Awalnya, H alias C menerima telepon dari seorang perempuan yang memperkenalkan diri sebagai Kiki. Perempuan tersebut mengaku bekerja di Kejari Kepulauan Meranti dan menyampaikan bahwa persoalan utang sekitar Rp1,2 miliar akan segera diselesaikan Pemkab Meranti.
Pelaku bahkan menyebut nominal Rp1,2 miliar yang diklaim akan dibayarkan kepada korban.
“Awalnya saya ditelepon seorang perempuan yang mengaku dari kejaksaan. Namanya Kiki. Dia menyampaikan soal perkara dan mengatakan utang itu akan dibayarkan,” ungkap H alias C.
Untuk meyakinkan korban, pelaku kemudian memperlihatkan percakapan melalui panggilan WhatsApp dengan seorang laki-laki yang disebut sebagai Kepala Kejari Kepulauan Meranti. Cara tersebut membuat korban semakin yakin bahwa komunikasi itu benar-benar berasal dari lingkungan kejaksaan.
Pelaku kemudian menyampaikan bahwa gelar perkara dan penetapan tersangka akan segera dilakukan. Korban diminta membantu kebutuhan operasional pengurusan berkas perkara.
Tidak berhenti di situ, korban juga diminta merahasiakan komunikasi tersebut. Ia diingatkan agar tidak menceritakan persoalan itu kepada orang lain, termasuk pihak yang dianggap bertanggung jawab atas utang tersebut.
“Karena saya mendengar sendiri pembicaraan dan disebutkan akan ada gelar perkara serta penetapan tersangka, saya semakin yakin. Saya juga diminta tidak menceritakan hal itu kepada orang lain,” kata H alias C.

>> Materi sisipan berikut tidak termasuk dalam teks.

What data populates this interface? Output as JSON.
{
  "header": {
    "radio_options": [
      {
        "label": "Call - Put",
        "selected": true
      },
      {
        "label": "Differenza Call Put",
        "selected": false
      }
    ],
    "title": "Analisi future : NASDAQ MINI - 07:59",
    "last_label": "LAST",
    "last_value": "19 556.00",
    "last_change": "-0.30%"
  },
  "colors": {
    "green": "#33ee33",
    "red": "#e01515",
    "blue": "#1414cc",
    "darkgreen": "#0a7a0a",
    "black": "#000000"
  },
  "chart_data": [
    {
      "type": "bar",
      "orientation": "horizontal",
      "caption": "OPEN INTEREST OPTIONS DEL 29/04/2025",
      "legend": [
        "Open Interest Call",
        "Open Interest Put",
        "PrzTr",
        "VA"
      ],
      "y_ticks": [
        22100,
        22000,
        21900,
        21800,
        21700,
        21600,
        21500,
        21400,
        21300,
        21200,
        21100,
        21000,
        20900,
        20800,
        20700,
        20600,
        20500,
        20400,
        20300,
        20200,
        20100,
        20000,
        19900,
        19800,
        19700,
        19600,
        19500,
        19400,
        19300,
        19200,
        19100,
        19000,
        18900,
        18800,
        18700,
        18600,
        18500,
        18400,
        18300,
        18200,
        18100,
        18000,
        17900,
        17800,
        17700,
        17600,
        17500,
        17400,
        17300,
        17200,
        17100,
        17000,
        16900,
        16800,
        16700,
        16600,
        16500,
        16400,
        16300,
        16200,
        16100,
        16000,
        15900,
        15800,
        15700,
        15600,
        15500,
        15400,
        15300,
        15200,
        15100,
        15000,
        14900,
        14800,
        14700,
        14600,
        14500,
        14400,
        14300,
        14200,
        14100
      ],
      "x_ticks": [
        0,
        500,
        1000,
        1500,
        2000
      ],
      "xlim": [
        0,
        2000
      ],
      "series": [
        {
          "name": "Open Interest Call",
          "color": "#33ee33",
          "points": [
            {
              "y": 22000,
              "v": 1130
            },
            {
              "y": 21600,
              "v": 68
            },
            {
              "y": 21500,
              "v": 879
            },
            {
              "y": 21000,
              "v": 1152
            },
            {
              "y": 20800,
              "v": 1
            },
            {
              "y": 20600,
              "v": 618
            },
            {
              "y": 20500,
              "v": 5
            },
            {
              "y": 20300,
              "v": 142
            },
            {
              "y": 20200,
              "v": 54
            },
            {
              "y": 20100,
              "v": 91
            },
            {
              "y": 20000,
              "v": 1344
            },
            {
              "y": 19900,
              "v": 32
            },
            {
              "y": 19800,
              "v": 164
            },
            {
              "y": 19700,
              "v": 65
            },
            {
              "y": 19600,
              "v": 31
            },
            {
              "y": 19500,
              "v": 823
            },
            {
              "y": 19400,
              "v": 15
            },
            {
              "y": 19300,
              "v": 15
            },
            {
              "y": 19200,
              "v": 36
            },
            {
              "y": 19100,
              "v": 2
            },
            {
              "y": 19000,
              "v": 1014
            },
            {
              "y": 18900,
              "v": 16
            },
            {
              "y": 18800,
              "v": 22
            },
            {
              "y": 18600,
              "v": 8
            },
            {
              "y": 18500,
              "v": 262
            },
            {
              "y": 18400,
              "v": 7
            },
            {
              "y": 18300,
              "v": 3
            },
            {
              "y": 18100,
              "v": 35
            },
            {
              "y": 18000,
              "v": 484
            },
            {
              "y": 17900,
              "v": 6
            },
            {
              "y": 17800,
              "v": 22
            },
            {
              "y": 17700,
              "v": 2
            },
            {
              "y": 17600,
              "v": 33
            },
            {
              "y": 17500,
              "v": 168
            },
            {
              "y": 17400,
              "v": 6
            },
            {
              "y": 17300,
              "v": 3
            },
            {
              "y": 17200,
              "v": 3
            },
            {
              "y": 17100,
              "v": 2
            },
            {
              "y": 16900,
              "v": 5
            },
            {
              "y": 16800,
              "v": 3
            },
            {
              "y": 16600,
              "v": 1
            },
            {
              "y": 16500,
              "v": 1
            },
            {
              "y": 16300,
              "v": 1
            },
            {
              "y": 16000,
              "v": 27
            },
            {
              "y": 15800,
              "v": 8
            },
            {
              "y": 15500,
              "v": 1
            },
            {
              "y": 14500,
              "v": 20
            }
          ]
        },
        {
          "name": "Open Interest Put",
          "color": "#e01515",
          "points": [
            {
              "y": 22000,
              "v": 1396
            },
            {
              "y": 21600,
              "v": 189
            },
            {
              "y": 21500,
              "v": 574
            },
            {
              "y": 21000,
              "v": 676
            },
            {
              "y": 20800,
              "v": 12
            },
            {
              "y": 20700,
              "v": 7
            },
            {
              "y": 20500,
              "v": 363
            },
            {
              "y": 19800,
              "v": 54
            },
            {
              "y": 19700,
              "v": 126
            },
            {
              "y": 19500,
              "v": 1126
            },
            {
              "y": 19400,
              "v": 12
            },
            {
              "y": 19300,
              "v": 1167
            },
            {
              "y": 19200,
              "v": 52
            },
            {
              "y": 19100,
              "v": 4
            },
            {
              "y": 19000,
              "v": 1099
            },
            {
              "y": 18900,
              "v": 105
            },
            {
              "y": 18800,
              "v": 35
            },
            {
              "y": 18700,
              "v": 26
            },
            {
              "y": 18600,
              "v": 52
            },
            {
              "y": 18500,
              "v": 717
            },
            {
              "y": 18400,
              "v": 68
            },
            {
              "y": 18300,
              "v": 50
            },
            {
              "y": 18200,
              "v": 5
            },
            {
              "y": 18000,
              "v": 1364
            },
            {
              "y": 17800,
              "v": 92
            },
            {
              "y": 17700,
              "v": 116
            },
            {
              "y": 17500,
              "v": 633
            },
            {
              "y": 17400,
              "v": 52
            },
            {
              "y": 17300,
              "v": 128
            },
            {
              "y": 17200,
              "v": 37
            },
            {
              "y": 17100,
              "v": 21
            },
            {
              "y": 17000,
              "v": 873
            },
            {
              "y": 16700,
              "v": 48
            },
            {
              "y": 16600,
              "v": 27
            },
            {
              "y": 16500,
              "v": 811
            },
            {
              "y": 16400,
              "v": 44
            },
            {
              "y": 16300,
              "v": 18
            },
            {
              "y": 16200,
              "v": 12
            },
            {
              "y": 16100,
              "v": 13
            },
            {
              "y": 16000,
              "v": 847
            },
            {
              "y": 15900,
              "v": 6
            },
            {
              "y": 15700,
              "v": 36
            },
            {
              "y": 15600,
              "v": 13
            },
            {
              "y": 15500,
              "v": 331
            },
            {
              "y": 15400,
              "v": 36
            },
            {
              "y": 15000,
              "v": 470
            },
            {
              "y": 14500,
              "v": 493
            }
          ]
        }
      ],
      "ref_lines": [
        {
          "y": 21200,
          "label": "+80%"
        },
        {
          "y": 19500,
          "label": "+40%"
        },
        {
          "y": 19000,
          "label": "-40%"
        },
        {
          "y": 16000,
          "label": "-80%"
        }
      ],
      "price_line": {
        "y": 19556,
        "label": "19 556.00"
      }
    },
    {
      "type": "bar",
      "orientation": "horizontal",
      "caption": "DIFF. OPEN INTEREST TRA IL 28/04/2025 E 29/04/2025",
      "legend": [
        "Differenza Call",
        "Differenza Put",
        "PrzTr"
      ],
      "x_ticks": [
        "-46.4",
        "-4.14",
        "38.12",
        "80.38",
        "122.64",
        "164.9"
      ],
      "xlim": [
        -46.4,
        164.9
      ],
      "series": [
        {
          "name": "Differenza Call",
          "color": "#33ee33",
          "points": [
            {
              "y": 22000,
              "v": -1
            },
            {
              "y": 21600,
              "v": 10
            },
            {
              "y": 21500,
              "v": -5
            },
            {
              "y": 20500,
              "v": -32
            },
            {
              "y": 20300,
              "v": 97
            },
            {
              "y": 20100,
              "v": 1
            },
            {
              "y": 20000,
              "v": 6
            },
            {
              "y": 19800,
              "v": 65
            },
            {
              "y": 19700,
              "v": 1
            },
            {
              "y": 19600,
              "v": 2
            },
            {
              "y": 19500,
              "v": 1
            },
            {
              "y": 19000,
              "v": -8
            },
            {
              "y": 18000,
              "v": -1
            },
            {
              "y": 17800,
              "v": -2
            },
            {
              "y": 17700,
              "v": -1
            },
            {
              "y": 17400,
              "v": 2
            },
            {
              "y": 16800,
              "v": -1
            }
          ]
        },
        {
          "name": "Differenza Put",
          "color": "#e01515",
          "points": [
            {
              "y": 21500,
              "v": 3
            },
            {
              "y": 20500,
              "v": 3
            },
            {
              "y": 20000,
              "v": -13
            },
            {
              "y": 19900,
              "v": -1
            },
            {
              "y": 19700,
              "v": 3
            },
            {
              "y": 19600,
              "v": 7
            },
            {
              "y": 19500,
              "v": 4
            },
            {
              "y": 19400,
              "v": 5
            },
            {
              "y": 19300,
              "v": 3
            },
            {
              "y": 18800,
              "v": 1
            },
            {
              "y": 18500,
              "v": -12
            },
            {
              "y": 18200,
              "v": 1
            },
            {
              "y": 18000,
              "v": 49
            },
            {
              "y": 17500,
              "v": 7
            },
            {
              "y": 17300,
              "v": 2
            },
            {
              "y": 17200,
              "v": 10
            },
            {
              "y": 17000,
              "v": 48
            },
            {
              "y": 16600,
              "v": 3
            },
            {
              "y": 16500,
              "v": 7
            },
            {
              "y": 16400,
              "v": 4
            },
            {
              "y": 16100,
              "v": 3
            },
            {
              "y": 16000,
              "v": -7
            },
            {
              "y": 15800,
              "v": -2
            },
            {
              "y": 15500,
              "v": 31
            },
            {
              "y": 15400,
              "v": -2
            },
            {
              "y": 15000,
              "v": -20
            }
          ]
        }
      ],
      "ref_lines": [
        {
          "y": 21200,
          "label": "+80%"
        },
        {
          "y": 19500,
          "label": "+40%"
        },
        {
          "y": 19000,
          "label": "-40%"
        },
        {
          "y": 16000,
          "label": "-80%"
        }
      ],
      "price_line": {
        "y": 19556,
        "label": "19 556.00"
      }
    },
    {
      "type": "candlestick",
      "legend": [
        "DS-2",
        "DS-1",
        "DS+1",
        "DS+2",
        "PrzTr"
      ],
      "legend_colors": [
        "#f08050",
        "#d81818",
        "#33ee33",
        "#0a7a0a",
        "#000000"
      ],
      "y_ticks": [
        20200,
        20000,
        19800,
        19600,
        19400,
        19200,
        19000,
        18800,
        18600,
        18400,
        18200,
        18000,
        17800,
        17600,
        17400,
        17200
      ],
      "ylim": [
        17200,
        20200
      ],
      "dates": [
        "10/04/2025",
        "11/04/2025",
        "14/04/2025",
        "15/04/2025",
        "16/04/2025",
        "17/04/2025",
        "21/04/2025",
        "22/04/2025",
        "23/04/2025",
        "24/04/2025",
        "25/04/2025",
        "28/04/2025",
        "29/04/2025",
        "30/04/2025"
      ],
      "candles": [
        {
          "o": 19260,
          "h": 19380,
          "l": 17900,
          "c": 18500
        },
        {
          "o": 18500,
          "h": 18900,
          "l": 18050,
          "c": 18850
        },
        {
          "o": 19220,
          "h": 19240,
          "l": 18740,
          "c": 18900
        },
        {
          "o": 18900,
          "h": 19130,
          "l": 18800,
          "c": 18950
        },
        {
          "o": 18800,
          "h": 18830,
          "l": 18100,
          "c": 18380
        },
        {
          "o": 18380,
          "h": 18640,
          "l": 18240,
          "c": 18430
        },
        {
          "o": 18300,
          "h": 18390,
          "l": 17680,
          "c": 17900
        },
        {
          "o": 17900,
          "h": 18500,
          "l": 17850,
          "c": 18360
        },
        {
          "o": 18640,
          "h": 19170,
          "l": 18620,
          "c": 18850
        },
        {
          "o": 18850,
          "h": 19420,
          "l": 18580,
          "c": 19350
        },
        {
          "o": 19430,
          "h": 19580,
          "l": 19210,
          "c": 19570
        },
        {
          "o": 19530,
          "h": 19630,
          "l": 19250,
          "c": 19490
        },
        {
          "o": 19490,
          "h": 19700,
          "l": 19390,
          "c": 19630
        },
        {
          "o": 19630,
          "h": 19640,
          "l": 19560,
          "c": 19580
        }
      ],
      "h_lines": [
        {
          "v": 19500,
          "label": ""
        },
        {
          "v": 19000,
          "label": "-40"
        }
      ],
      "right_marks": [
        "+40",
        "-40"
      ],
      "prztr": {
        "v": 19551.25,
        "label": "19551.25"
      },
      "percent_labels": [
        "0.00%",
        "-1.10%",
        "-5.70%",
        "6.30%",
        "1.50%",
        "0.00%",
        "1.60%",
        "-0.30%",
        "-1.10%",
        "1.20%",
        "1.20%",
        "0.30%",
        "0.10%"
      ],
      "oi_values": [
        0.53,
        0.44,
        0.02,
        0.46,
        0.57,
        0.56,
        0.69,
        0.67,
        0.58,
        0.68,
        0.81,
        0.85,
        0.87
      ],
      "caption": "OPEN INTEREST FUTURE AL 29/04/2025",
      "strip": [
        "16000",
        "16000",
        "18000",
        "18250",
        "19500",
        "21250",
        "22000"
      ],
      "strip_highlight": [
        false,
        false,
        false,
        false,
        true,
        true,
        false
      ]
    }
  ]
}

Setelah kepercayaan korban terbentuk, pelaku mulai meminta uang. Korban pertama kali diminta mengirim Rp25 juta. Sekitar satu jam kemudian, pelaku kembali meminta tambahan Rp25 juta.
Tidak lama berselang, korban kembali diminta mengirim Rp20 juta. Uang tersebut disebut untuk kebutuhan operasional termasuk perjalanan ke Pekanbaru. Dalam tiga kali transaksi, total uang yang dikirim korban mencapai Rp70 juta.
Kedok pelaku mulai terbongkar ketika korban kembali menerima telepon yang mengatasnamakan pihak kejaksaan. Kali ini, ia diminta membawa sejumlah berkas yang disebut diperlukan dalam proses perkara ke Kantor Kejari Kepulauan Meranti.
Korban pun mendatangi kantor kejaksaan. Sesampainya di sana, ia langsung mencari Kiki, perempuan yang sebelumnya menghubunginya. Namun, tidak seorang pun di kantor kejaksaan mengenal nama tersebut.
Kecurigaan korban berubah menjadi kepanikan. Setelah persoalan itu dikomunikasikan dengan sejumlah pejabat kejaksaan, terungkap bahwa komunikasi yang selama ini dilakukan bukan berasal dari pihak Kejari Kepulauan Meranti.
“Saya datang ke kantor kejaksaan dan menanyakan Kiki. Ternyata tidak ada yang mengenal. Dari situ saya mulai panik dan akhirnya diketahui bahwa saya sudah tertipu,” ujarnya.
H alias C kemudian menelusuri rekening tujuan transfer. Berdasarkan hasil pengecekan, uang dikirim dari rekening BRI milik korban ke rekening pelaku berupa rekening BNI yang disebut terkait dengan sebuah biro perjalanan atau travel di wilayah Sumedang, Jawa Barat.
Kasus tersebut kemudian disarankan untuk dilaporkan kepada kepolisian. H alias C telah membuat laporan terkait dugaan penipuan tersebut.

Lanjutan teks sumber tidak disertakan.